A+bridge+that+I+stood+on+for+several+moments+before+deciding+to+venture+on

Saniya Mishra

A bridge that I stood on for several moments before deciding to venture on

There is a brief moment, as she pauses in her course, kneels for a breath, and walks her fingers idly back and forth in the crevice along the road.

It is that very moment in which the power of what’s to come resides. The few seconds near bursting with omnipotence rule masterfully above those of the fixed past and the uncertainty of the unwritten future, left to be written by those mere seconds. Those mere breaths.

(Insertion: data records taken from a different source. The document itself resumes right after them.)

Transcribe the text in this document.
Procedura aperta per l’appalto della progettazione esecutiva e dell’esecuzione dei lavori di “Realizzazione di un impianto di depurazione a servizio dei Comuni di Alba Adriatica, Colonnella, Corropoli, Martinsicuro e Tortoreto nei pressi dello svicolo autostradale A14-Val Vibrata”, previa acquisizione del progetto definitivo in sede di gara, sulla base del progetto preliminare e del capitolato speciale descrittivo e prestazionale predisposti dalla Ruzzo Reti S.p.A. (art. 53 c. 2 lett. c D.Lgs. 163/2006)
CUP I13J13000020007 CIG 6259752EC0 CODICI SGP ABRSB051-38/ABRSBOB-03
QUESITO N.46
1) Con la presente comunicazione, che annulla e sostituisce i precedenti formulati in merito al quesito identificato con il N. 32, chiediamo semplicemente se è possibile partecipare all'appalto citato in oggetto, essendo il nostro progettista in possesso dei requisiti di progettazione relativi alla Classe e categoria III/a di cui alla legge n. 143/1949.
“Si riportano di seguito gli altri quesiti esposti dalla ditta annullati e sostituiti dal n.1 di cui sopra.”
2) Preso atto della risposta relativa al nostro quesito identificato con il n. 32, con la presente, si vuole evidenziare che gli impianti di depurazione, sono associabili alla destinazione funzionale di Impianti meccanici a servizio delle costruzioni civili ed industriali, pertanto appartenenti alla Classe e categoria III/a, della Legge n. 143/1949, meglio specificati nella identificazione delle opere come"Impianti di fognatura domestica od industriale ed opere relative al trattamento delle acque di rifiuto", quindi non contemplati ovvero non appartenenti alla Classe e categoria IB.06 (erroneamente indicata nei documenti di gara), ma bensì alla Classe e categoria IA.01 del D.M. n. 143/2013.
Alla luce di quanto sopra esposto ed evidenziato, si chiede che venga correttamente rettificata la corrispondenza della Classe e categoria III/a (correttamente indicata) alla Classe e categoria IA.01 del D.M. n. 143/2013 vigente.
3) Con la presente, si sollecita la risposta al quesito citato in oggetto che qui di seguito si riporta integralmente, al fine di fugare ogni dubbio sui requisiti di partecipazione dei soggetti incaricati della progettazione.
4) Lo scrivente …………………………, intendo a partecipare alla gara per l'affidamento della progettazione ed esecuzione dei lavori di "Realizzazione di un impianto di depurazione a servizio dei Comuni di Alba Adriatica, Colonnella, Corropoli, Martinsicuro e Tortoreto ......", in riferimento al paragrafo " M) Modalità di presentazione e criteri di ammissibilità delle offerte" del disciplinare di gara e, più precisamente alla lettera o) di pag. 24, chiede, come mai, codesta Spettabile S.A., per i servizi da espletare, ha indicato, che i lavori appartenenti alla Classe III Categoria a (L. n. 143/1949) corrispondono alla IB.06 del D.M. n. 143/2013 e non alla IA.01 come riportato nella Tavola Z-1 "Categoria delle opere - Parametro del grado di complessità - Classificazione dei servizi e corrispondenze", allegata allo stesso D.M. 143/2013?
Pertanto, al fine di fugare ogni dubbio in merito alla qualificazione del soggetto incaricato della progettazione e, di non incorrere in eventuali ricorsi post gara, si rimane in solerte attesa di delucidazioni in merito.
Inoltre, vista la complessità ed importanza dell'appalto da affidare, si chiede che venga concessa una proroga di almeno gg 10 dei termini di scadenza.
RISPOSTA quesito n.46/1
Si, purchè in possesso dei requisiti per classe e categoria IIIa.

And so she inhales sharply this complexion of thought, taking in so wholly the prowess effect of her awaiting decision. She imbibes the quiet stagnance of the air before she takes a turn, either forward or back—but the direction doesn’t matter just yet, for in this brief moment, no fatality remains, only the sure knowledge of something to come, not of what something might is.

There is a brief moment, in which she longs to reside indefinitely. She would grant the magnificence of her power to another moment, relinquishing the very motive behind her pause.

No, she is not ill with hesitancy. Nor with unwillingness. Nor with doubt. Nor with the incapability to commit to a decision or, let alone, choose a decision. None of that, so she will say.

She pauses for the sweet rush of newfound power whilst she peers expectantly over the present to all that surrounds, assured that a decision will come and that she will embark on some course, whether right or wrong. She is assured, too, that she need not worry about the results yet. She is assured that, for now, she can bask in this brief moment.

She would grant the magnificence of her power to another moment, relinquishing the very motive behind her pause.

Perhaps, she dawdles too long and too often, forfeiting brief moment after brief moment. She cannot argue against the plagues of hesitancy then. No matter, she will insist that instead a choice was indeed made, one to continue the pleasance of the in-between of deciding.

Thus, she wanders alongside a new path, walking her fingers along a new groove. It is upon this path she must decide whether to take a step back onto the prior or move forward to another, discarding the prowess chance of the other.

Rather, she commits to dawdling on that same path, hence transporting her to yet another to question if she will remain on the previous, effectively discarding the original.

There is a brief moment, bittersweet as can be. It holds her captive, or she holds herself captive in the very bliss of indecision she cannot help but continue to romanticize.